One of the most satisfying things when creating my new no-dig veg plots at home, was using up my own compost created from my own garden and kitchen waste.
This only made up a small portion of the mix I needed to put together a sort of raised bed 15cm/ 6inches high, 1.2m/ 3.5ft wide and 4m/ 13 foot long, helping to make a concoction that also included leaf mould, soil, half empty bags of potting compost that has been sitting in my shed over winter and rather whiffy, yet full of goodness, farm yard manure.
But knowing I was also able to put back into the soil this decayed material that is a result from gathering in to a heap the likes of grass clippings, vegetable food scraps, leaves, last year’s summing bedding plants and the dead foliage of my herbaceous plants, was the most pleasing.
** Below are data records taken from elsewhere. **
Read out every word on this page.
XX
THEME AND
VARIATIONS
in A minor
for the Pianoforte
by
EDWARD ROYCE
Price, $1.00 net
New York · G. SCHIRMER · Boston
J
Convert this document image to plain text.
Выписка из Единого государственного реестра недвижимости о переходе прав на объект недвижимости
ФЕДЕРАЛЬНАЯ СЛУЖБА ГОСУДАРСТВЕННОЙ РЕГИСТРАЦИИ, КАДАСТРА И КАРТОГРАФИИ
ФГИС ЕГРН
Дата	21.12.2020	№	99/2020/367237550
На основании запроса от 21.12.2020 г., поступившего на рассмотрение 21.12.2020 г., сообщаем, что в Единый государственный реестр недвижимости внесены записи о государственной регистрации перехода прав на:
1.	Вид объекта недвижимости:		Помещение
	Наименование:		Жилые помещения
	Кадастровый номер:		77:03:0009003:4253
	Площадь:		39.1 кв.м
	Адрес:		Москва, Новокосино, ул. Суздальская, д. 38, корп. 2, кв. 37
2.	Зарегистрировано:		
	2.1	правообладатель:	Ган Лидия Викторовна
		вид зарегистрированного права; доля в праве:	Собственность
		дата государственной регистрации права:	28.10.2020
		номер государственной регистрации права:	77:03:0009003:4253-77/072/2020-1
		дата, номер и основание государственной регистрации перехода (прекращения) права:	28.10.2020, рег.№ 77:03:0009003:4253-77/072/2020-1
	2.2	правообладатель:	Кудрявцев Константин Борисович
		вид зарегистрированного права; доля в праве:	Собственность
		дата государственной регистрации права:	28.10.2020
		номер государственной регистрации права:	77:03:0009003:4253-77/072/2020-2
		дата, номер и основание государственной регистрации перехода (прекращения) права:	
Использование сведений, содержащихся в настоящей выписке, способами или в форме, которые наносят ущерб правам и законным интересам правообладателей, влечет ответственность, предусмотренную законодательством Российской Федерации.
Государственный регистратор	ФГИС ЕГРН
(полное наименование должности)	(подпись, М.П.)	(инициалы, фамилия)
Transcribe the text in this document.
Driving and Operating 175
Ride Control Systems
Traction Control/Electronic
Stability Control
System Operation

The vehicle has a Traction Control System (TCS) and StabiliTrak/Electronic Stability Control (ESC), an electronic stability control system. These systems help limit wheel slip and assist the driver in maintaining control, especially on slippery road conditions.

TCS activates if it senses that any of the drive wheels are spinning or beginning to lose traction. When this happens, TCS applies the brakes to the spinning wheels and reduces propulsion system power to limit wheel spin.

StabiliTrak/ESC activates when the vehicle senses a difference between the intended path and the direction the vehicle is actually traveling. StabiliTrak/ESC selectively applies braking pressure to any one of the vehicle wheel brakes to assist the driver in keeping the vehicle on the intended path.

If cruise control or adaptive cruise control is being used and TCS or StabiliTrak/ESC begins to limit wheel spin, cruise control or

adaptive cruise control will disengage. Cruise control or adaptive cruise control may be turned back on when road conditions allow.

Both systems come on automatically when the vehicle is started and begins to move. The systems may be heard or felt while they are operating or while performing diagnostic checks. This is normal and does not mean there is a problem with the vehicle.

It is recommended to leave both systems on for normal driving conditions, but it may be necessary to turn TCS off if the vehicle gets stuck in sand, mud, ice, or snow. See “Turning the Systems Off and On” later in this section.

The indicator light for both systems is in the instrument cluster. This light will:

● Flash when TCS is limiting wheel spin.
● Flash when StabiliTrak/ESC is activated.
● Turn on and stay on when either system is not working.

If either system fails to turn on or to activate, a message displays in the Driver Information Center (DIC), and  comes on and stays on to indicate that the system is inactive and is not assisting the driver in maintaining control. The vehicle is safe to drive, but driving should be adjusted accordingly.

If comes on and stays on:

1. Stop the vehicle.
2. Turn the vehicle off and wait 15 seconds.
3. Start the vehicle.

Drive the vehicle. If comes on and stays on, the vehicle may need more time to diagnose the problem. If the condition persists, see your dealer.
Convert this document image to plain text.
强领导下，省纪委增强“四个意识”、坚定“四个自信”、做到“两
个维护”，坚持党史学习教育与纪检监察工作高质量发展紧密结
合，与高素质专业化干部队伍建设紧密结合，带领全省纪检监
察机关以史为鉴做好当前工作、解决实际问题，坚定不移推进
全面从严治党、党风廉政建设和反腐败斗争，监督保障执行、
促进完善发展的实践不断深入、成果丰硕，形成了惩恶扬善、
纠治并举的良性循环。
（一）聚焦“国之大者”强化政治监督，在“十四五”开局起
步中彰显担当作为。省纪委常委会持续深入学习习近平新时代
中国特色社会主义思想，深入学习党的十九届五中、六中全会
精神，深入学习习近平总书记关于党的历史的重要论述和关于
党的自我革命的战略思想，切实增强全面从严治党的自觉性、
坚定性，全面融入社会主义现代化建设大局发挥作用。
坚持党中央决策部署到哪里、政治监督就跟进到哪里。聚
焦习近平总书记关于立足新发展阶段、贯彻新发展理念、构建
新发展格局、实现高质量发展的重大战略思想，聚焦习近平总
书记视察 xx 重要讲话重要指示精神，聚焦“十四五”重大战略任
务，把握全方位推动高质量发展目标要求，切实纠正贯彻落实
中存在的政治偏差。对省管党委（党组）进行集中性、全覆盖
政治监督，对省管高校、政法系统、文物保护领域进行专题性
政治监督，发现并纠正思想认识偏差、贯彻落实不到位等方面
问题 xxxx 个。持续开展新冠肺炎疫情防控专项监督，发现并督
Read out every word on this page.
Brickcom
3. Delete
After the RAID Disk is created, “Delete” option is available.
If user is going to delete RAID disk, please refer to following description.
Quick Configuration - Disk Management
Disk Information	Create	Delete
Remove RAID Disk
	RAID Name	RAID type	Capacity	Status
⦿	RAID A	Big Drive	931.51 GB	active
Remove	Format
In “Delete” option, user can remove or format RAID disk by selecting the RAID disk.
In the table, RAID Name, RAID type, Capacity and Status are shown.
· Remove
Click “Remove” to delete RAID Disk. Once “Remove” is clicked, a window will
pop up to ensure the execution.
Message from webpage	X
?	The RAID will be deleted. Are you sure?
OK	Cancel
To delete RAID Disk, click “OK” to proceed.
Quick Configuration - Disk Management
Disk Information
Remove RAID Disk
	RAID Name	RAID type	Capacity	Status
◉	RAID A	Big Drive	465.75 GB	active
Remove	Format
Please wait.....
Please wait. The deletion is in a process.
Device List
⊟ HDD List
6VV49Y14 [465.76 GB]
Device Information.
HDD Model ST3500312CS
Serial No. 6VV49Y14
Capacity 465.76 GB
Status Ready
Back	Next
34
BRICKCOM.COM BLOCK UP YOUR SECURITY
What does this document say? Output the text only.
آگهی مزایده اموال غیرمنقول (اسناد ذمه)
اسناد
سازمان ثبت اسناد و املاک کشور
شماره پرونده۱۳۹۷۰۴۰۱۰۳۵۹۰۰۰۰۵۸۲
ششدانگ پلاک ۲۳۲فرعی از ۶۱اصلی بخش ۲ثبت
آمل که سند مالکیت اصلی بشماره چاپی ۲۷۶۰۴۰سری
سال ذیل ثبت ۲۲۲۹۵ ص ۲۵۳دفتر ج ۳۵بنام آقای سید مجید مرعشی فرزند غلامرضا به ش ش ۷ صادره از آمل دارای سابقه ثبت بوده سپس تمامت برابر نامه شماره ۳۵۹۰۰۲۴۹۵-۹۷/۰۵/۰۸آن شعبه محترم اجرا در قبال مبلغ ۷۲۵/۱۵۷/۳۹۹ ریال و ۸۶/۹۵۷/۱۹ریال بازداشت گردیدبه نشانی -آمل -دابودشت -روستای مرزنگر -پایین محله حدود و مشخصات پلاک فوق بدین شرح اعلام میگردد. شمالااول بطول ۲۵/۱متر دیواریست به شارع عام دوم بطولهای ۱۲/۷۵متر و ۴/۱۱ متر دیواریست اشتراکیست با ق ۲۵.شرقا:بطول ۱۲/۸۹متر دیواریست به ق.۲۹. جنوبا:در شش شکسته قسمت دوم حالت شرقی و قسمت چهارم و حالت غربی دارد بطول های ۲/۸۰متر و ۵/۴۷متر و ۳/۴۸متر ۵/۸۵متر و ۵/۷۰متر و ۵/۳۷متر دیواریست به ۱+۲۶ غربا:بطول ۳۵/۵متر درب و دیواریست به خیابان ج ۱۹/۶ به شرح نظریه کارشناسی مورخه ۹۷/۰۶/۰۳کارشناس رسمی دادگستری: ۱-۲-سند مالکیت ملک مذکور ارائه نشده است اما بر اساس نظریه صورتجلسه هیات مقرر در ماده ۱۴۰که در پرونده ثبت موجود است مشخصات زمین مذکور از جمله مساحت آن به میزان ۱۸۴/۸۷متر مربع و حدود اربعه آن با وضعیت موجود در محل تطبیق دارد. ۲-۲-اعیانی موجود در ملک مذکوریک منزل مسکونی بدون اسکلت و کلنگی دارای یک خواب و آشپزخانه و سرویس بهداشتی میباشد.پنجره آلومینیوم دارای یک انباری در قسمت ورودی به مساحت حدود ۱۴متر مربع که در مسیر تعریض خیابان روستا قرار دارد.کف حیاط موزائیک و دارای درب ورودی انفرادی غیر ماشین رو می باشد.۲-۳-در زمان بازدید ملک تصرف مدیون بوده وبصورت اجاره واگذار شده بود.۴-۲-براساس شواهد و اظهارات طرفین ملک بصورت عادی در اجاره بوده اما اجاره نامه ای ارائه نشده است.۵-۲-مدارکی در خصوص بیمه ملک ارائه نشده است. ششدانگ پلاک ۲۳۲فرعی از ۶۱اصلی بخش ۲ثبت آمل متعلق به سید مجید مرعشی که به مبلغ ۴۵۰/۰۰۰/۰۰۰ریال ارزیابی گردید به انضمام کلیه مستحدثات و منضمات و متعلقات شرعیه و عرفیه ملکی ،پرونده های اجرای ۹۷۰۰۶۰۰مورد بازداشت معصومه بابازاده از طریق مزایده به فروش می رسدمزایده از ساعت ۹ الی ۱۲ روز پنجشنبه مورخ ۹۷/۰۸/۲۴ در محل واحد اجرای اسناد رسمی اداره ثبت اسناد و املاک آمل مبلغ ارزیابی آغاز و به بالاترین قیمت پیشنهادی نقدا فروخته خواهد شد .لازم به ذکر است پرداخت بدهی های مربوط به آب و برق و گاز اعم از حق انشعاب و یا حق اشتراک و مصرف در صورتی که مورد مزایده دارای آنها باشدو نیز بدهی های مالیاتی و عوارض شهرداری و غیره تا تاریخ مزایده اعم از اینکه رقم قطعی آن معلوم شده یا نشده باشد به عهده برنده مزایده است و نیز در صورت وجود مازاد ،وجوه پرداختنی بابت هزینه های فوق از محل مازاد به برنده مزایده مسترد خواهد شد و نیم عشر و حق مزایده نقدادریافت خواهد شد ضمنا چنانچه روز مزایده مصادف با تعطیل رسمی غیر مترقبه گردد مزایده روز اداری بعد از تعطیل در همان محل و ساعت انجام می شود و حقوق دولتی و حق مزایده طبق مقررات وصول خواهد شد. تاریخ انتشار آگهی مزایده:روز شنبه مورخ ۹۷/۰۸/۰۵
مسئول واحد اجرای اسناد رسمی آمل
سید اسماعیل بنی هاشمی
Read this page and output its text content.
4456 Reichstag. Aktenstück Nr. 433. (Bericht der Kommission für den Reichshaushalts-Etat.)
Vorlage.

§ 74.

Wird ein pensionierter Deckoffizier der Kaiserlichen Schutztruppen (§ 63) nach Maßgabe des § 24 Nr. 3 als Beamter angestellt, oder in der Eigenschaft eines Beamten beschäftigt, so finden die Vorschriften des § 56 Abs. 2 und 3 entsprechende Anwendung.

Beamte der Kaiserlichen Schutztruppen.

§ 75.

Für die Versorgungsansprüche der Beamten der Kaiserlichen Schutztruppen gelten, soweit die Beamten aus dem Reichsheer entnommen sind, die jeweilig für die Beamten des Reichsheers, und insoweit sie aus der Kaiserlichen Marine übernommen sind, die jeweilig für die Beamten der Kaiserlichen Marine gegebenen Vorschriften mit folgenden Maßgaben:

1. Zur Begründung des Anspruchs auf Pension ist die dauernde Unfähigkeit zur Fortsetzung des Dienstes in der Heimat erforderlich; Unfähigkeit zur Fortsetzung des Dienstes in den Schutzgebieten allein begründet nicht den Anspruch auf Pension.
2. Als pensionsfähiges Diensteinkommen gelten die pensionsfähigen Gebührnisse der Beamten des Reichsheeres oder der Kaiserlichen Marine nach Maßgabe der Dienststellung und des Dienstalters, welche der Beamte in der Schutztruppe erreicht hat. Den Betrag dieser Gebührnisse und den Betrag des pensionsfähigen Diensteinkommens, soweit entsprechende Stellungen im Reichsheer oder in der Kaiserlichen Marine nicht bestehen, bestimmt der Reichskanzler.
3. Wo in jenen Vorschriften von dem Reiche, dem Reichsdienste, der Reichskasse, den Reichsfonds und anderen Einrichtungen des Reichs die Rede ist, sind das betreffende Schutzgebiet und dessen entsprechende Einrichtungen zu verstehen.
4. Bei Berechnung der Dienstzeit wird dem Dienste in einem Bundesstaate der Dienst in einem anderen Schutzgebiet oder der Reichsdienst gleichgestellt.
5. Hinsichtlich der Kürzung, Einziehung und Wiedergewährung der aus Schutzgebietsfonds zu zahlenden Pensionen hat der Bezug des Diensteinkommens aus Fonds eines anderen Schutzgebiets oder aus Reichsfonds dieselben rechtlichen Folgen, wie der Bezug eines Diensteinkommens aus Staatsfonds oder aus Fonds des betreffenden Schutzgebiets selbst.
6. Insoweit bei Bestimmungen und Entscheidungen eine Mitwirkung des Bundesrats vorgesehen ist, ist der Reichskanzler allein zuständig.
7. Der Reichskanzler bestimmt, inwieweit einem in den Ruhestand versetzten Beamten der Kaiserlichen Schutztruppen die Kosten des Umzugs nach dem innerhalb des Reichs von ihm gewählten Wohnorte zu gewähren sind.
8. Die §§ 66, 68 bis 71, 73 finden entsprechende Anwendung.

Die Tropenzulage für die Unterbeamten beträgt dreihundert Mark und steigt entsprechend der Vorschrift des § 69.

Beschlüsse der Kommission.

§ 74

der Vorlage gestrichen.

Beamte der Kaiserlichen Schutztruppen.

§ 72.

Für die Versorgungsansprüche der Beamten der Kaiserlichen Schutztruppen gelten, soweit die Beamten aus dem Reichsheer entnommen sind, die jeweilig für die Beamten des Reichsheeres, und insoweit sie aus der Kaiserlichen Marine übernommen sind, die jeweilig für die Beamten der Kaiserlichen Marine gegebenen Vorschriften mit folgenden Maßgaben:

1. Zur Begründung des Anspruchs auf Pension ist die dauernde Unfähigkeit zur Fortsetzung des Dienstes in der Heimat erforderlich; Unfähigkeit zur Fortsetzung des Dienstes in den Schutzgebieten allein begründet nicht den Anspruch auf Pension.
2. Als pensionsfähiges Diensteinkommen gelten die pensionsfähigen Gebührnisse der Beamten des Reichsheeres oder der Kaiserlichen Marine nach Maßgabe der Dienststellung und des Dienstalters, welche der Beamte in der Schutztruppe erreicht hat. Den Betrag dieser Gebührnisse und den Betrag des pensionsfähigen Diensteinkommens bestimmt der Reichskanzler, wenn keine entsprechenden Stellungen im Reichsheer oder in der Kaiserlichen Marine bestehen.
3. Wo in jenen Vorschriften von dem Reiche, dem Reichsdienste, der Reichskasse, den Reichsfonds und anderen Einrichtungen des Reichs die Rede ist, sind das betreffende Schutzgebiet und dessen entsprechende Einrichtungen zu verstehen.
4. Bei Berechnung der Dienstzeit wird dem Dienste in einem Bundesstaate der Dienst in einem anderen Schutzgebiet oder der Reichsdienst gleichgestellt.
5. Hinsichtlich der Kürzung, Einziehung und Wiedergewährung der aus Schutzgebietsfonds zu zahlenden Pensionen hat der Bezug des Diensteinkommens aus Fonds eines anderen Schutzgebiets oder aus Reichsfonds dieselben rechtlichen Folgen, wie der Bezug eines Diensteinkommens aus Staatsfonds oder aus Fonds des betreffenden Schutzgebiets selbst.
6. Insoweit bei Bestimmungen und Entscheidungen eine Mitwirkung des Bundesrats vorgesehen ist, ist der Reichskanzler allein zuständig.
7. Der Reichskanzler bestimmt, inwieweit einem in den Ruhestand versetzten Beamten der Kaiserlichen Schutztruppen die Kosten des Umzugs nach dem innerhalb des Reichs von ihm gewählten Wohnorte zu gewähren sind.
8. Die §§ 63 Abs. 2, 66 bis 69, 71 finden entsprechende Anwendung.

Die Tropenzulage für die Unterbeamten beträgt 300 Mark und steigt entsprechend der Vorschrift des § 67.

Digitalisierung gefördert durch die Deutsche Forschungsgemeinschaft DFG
I’ve found out the hard way over the years that it can be quite challenging to create your own compost, never quite managing to get it looking as good as these gardeners off the tv. It’s taken me years of practise but I finally feel I am starting to get it right.
I use two systems in my garden at home. I am lucky to have a big enough garden that allows me two boxes made from five old pallets, this is the main engine room but I also supplement this with a Hotbin, an enclosed system that during the summer months heats up, converting the ingredients into compost much faster.
This is the method I shall be using over the growing season, needing the warmer temperatures to help generate the heat that only spring and summer will bring. I must admit in my enthusiasm I did try to start it off a few weeks ago when we had a nice wee warm spell, thinking that spring had come early but the colder, wintry weather that came next reminded me just to be patient that wee bit longer.
You may be familiar with the saying, “all the gear, but no idea” and it couldn’t be truer in this case as no matter if you pay for a compost maker or build your own at home to produce your homemade compost, it’s all about the material that goes into your heap and, more specifically, the amounts.
Anything that is suitable for the compost is divided into two groups- greens and browns. The former can be grass clippings, vegetable peelings from the kitchen and their foliage from the plot plus cut flowers after your indoor decorations are over.
The latter are the likes of shredded pruning and hedge clippings, wood chip, straw and leaves. Softer cardboard, such as egg boxes or the inners from kitchen and toilet rolls torn up and thrown in the compost, are perfect for soaking up any excess moisture your heap may have. We’ve all got plenty from all the toilet roll being hoarded during the lockdowns!
The key is the amount of each group that we add in, our heap needing to have slightly more from the brown camp with roughly up to a quarter to half of greens. Getting this combination correct is the key to ensuring the bacteria and micro-organisms that produce the compost are working at their best.
I think the classic mistake that all of us gardeners have made at some point is having too many grass clippings from the green camp turning our heap into a wet and slimy, stinking mess. And that’s the challenge we all face as everything usually comes in a glut at once giving us too much of the one thing. If possible and you have the space it’s handy to have a few separate piles.
It’s good to mix it together
When this happens and our combination is not quite right it’s good to mix it all together either turning it with the fork or if you have one of those fancy tumbler compost bins, giving it a spin. Turning your heap adds air which is also essential for composting to occur.
This is where me having two pallet bins comes in very handy as at the moment one is full of the garden waste I have accumulated over the winter and now that the second bin is empty, once a month I can move the contents from one to another mixing it all together and adding air in the process.
The site must be right
The siting of your composting factory is important too. Although this is something we like to hide away the ideal spot is somewhere where temperatures and moisture levels remain fairly constant but I do like my hot bin to get as much sun as it can to help build up the heat required for the composting process to happen.
My open compost bins are placed on soil which helps with drainage and allows access to all the good guys in the earth which benefits the whole composting process.
It’s not a problem if you do wish to compost on a hard surface just start off by placing a layer of earth on the surface.